Android 8.0 Oreo (codenamed Android O during development) is the eighth major version of the Android mobile operating system. It was first released as an alpha quality developer preview on March 21, 2017.
The second developer preview was released on May 17, 2017, and it is considered beta quality and the third developer preview was released on June 8, 2017 and finalizes the API. On July 24, 2017, a fourth developer preview was released which includes the final system behaviors and the latest bug fixes and optimizations. It was released to the public on August 21, 2017.
Google unveiled a statue of the dessert-themed update at 14th Street Park in Manhattan, close to the original Nabisco factory that created the first Oreo.
On March 21, 2017, Google released the first developer preview of Android “O”, available for the Nexus 5X, Nexus 6P, Nexus Player, Pixel C, and both Pixel smartphones. The second, considered beta quality, was released May 17, 2017. The third DP was released on June 8, 2017. The fourth and final beta release was released on July 24, 2017.
DP3 finalized the release’s API to API level 26, changed the camera UI, reverted the Wi-Fi and cellular connectivity levels in the status bar back to Wi-Fi left, added themed notifications, added a battery animation in Settings: Battery, a new icon and darker background for the Clock app, and a teardrop icon shape for apps.
On August 18, 2017, Google launched an eclipse-themed teaser website, stating the release date and name unveiling of Android 8.0 Oreo as August 21, coinciding with the solar eclipse in the US. The name ultimately turned out to be “Oreo”, as a partnership between Google and Nabisco, the producers of the world-famous cookie. Factory images were made available for compatible Nexus and Pixel devices later that day.
In android 8.0 oreo the Notifications can be snoozed, and batched into topic-based groups known as “channels”. Android 8.0 Oreo contains integrated support for picture-in-picture modes. Adding a custom ringtone, alarm or notification sound is simplified. The “Settings” app features a new design, with a white theme and deeper categorization of different settings. Android TV features a new launcher. Google claims faster startup times from a powered-off state, and improved battery life by minimizing background activity for infrequently used apps.

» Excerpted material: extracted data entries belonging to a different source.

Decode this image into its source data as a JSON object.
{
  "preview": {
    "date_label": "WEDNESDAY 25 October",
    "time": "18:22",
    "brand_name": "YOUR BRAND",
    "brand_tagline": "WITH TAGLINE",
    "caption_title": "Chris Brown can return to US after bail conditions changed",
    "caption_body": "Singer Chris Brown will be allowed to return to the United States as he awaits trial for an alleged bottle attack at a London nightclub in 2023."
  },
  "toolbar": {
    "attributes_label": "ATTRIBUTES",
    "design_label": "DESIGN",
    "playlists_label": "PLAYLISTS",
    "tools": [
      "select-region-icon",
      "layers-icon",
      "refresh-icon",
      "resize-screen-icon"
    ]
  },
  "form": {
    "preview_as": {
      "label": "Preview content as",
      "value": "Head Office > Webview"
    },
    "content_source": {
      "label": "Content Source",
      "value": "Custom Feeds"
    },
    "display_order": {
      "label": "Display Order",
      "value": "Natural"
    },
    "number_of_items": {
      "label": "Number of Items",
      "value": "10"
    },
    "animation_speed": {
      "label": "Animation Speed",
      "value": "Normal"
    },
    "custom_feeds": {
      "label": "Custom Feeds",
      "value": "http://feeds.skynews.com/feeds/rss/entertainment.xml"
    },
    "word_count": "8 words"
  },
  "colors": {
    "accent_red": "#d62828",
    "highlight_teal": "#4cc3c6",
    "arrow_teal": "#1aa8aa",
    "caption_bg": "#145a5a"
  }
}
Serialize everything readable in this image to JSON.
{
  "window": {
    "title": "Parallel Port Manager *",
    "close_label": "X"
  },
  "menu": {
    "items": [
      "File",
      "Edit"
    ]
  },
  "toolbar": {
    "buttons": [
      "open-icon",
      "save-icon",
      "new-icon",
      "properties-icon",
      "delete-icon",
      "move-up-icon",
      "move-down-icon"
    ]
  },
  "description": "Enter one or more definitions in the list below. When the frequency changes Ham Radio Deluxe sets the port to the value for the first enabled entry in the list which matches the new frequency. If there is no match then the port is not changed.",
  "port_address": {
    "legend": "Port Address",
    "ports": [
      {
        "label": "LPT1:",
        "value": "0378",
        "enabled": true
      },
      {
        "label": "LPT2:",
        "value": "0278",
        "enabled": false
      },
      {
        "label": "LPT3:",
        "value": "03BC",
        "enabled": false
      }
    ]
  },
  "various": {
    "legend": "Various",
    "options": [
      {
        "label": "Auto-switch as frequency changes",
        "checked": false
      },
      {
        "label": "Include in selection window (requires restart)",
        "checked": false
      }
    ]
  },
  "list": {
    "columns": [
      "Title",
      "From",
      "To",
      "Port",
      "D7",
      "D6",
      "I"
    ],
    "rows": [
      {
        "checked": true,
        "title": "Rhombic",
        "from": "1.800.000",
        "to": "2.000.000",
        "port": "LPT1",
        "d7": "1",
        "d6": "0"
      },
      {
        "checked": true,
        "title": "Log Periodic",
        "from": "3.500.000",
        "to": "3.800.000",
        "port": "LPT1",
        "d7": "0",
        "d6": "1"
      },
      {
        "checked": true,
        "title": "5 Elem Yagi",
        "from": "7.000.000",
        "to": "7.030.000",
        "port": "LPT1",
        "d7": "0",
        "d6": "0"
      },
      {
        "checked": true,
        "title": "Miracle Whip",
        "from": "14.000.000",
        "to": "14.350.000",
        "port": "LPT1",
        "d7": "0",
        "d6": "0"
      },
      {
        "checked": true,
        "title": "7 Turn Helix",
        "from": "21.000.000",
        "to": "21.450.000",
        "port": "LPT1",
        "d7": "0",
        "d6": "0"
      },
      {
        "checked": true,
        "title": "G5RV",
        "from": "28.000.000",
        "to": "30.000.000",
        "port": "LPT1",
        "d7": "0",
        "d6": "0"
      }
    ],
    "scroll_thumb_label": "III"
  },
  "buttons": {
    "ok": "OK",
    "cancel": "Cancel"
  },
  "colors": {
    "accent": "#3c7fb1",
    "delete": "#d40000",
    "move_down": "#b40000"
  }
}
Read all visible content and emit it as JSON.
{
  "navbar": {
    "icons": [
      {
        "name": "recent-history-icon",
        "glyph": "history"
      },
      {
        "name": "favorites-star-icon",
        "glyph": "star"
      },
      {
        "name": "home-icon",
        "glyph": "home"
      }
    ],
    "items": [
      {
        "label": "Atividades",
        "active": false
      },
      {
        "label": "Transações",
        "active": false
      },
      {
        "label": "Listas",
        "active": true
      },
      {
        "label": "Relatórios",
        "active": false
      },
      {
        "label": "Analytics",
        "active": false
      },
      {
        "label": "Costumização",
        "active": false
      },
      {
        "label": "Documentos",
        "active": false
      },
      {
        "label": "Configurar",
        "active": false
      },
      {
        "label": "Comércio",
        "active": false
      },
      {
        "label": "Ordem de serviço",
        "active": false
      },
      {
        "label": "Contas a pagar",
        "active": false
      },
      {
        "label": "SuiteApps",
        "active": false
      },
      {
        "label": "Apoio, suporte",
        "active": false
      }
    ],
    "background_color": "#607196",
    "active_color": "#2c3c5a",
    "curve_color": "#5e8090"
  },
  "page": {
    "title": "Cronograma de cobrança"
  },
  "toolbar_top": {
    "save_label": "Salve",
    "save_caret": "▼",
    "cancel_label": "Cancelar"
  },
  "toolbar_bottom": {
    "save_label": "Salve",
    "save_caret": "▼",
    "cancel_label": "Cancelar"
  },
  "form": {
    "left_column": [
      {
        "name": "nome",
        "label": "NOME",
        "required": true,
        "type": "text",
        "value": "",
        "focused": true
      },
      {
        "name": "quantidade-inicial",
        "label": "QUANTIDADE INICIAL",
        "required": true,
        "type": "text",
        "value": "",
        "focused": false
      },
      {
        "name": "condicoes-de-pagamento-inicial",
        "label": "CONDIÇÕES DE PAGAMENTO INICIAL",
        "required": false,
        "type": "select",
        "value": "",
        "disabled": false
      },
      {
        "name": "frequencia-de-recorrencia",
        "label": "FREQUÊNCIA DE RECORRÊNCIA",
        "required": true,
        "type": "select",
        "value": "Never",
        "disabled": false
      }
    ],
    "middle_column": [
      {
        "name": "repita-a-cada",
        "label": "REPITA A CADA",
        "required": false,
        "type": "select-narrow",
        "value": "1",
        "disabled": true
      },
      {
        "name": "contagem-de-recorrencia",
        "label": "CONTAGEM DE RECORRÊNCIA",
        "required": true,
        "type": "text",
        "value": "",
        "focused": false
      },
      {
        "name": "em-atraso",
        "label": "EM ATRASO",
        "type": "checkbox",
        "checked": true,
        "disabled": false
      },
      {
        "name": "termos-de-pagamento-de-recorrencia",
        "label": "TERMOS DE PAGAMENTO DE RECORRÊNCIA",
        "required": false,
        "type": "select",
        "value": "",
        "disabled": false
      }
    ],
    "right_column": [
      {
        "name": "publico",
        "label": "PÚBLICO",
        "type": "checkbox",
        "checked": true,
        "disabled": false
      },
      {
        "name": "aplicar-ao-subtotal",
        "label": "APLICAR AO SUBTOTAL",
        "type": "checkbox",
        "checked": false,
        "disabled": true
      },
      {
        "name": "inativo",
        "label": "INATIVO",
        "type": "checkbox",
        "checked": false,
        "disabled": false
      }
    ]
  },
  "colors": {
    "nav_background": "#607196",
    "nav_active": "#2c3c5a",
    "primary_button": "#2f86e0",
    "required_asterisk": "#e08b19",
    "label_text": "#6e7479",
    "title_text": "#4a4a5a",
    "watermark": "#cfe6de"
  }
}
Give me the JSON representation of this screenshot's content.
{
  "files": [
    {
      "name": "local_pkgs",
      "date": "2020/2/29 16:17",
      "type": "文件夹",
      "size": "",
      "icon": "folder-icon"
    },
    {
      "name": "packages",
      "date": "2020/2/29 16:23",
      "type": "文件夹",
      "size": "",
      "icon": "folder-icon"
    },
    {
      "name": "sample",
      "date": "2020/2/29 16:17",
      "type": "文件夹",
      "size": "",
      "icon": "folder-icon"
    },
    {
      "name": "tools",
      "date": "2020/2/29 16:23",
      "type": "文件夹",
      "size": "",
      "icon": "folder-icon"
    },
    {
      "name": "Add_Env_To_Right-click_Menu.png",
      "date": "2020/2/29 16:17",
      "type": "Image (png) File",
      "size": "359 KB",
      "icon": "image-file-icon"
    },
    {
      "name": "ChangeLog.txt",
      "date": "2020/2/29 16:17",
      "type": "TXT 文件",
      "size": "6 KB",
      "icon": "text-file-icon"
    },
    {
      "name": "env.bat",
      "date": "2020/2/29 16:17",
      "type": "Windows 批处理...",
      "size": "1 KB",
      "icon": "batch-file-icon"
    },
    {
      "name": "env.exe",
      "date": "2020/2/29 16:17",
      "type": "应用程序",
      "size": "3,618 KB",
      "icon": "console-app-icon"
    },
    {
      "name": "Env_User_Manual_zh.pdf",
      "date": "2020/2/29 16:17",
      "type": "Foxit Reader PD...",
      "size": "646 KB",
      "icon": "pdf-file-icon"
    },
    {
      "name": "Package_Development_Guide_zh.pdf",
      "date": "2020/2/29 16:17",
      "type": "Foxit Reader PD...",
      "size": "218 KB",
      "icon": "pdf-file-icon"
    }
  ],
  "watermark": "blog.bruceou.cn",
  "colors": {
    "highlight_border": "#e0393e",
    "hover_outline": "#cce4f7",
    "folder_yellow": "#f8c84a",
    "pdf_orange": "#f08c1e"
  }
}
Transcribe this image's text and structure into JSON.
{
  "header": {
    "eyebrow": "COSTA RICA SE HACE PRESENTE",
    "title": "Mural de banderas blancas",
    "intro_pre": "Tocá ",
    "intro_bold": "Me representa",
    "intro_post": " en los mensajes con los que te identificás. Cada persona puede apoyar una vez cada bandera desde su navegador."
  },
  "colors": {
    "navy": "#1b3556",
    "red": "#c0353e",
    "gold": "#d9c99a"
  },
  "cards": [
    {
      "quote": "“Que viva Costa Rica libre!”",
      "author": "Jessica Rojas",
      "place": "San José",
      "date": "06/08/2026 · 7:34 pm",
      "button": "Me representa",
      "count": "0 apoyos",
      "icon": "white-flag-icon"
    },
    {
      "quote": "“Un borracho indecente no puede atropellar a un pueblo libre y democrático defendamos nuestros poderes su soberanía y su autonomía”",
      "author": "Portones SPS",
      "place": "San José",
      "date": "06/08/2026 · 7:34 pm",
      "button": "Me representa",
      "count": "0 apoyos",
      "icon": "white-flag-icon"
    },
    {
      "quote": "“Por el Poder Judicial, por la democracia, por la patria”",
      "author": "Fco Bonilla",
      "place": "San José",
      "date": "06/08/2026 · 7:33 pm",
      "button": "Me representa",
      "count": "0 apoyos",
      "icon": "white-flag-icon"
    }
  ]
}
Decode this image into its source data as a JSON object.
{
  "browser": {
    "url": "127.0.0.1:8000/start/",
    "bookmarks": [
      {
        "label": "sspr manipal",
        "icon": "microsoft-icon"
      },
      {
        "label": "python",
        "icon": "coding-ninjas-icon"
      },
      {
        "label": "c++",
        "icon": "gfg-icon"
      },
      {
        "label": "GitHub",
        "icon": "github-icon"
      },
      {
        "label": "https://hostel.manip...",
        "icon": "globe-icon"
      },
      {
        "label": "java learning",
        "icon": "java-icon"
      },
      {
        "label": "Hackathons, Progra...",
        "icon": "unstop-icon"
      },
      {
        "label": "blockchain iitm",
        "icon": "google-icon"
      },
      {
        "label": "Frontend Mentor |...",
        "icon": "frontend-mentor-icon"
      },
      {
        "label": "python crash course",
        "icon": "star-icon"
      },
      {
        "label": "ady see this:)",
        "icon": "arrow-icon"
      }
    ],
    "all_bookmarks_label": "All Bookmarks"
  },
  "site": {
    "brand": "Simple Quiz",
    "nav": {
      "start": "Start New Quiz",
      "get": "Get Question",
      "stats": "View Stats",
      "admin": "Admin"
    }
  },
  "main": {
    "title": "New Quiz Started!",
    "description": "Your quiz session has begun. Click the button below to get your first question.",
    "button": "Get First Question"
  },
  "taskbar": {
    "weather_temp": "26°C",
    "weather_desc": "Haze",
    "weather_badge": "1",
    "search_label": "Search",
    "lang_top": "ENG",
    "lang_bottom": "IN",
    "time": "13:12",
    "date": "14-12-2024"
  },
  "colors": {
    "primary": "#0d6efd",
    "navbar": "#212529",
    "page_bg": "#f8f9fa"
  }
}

Android 8.0 Oreo adds support for Neighborhood Aware Networking (NAN) for Wi-Fi based on Wi-Fi Aware, wide color gamuts in apps, an API for autofillers, multiprocess and Google Safe Browsing support for WebViews, an API to allow system-level integration for VoIP apps, and launching activities on remote displays. Android Runtime (ART) features performance improvements and better cache handling. Android 8.0 Oreo contains additional limits on apps’ background activities in order to improve battery life. Apps can specify “adaptive icons” for differently-shaped containers specified by themes, such as circles, squares, and squircles.
Android Oreo supports new emoji that were included in the Unicode 10 standard. A new emoji font was also introduced, which notably redesigns its face figures to use a traditional circular shape, as opposed to the “blob” design that was introduced on Android “KitKat”.
The underlying architecture of Android was revised so that low-level, vendor-specific code for supporting a device’s hardware is separated from the Android OS framework using a hardware abstraction layer known as the “vendor interface”. Vendor interfaces must be made forward compatible with future versions of Android; theoretically, OEMs would only need to perform their necessary modifications to the OS framework and bundled apps to update a device to a future version of Android, while maintaining the same vendor interface. The “seamless updates” concept introduced in Android 7.0 is updated to download update files directly to the system partition, rather than requiring them to be downloaded to the user partition first, thus reducing storage space requirements for system updates.
The operating system will offer a tailored distribution for low-end devices known as Android Go, which will be used on all devices with 1 GB of RAM or less. These devices will ship with platform optimizations designed to reduce mobile data usage (including enabling Data Saver mode by default), and a special suite of Google Mobile Services designed to be less resource- and bandwidth-intensive (such as YouTube Go). Google Play Store will also highlight lightweight apps suited for these devices.